Single by The Coasters
- A-side: "Charlie Brown"
- Released: January 1959
- Recorded: March 17, 1958
- Genre: R&B
- Length: 2:08
- Label: Atco 45-6132
- Songwriter(s): Jerry Leiber and Mike Stoller

= Three Cool Cats =

"Three Cool Cats" is a 1958 song written by Jerry Leiber and Mike Stoller. It was originally recorded by the Coasters and released as the B-side of their hit single, "Charlie Brown".

"Three Cool Cats" was one of the fifteen songs recorded by the Beatles for their Decca Records audition on New Year's Day in 1962 in London. The Beatles' cover version featured George Harrison's vocals and Pete Best on drums.
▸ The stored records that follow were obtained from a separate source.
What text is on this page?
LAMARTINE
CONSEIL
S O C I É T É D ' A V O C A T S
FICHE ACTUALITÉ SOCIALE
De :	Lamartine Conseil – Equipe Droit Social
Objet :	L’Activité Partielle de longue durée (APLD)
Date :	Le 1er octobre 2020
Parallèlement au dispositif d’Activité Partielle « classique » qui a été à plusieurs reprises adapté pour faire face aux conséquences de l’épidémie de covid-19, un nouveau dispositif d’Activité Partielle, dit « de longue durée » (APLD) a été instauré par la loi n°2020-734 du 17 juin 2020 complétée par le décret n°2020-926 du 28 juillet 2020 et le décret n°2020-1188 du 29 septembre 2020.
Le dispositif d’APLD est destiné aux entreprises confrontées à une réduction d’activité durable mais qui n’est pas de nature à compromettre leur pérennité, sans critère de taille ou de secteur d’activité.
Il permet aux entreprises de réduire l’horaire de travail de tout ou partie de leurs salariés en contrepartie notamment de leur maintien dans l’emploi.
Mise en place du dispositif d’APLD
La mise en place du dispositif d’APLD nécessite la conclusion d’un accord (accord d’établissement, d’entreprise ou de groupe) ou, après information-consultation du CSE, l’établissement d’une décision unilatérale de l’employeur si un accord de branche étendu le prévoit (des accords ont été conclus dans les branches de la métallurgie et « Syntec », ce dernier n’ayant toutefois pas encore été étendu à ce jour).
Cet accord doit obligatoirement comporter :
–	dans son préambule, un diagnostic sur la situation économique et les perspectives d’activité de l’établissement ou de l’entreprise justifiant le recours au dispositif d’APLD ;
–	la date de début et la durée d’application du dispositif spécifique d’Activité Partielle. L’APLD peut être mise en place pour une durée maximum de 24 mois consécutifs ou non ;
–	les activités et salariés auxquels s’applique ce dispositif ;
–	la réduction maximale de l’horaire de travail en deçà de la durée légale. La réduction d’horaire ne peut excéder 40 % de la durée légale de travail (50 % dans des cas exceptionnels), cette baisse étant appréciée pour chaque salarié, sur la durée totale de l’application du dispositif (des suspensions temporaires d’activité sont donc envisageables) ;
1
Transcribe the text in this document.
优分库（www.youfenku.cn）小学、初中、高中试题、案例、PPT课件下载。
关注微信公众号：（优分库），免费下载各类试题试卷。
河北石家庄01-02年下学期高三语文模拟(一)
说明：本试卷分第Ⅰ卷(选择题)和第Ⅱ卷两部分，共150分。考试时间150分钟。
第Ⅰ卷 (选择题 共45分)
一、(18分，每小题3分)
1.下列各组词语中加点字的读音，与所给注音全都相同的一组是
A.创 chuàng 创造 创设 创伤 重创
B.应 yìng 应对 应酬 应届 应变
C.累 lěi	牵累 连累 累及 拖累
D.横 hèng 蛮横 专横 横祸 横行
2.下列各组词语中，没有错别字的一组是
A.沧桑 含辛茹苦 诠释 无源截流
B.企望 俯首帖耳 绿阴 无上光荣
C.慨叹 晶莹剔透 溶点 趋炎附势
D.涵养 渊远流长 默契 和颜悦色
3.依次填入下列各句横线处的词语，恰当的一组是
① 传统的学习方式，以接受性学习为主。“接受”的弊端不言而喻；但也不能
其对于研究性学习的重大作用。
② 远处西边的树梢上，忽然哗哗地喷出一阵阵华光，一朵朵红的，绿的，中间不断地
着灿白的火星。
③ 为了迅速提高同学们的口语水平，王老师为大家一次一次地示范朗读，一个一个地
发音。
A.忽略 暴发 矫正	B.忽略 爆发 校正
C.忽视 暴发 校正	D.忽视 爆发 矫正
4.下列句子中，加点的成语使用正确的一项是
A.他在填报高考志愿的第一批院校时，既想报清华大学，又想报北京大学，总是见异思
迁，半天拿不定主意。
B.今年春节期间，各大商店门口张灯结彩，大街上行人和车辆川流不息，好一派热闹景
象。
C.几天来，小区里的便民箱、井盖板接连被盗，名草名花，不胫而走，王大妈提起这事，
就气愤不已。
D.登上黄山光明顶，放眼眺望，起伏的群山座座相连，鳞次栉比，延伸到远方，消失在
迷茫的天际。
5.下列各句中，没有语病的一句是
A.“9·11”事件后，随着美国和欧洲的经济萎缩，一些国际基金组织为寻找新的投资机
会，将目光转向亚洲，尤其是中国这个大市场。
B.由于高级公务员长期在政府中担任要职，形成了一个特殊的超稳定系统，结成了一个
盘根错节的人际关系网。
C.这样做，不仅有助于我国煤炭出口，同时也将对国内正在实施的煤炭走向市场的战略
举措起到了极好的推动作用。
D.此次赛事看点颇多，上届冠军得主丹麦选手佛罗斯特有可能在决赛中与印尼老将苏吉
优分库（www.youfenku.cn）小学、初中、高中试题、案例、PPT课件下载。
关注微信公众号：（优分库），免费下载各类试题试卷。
The Beatles' manager, Brian Epstein, personally chose this and the fourteen other audition numbers from the band's Merseyside dance hall and rock club repertoire. The recording was included on the Beatles' Anthology 1. The group also performed this song several times during the Get Back/Let It Be sessions of January 1969. None of these have ever been officially released by EMI.

Many other covers of this song have been recorded. Richard Anthony recorded it in French as "Nouvelle vague" (1958). It appears on the 2005 Ry Cooder album Chávez Ravine, with vocals performed by Little Willie G (Willie Garcia). Japanese Garage rock band the 5.6.7.8's covered the song (with the title modified as "Three Cool Chicks") for their 1996 EP Bomb the Twist. It is also featured on Stand Out/Fit In, the 2007 studio album by the Basics, as well as on their 2010 live album. The song is also heard in the 2016 film Nine Lives.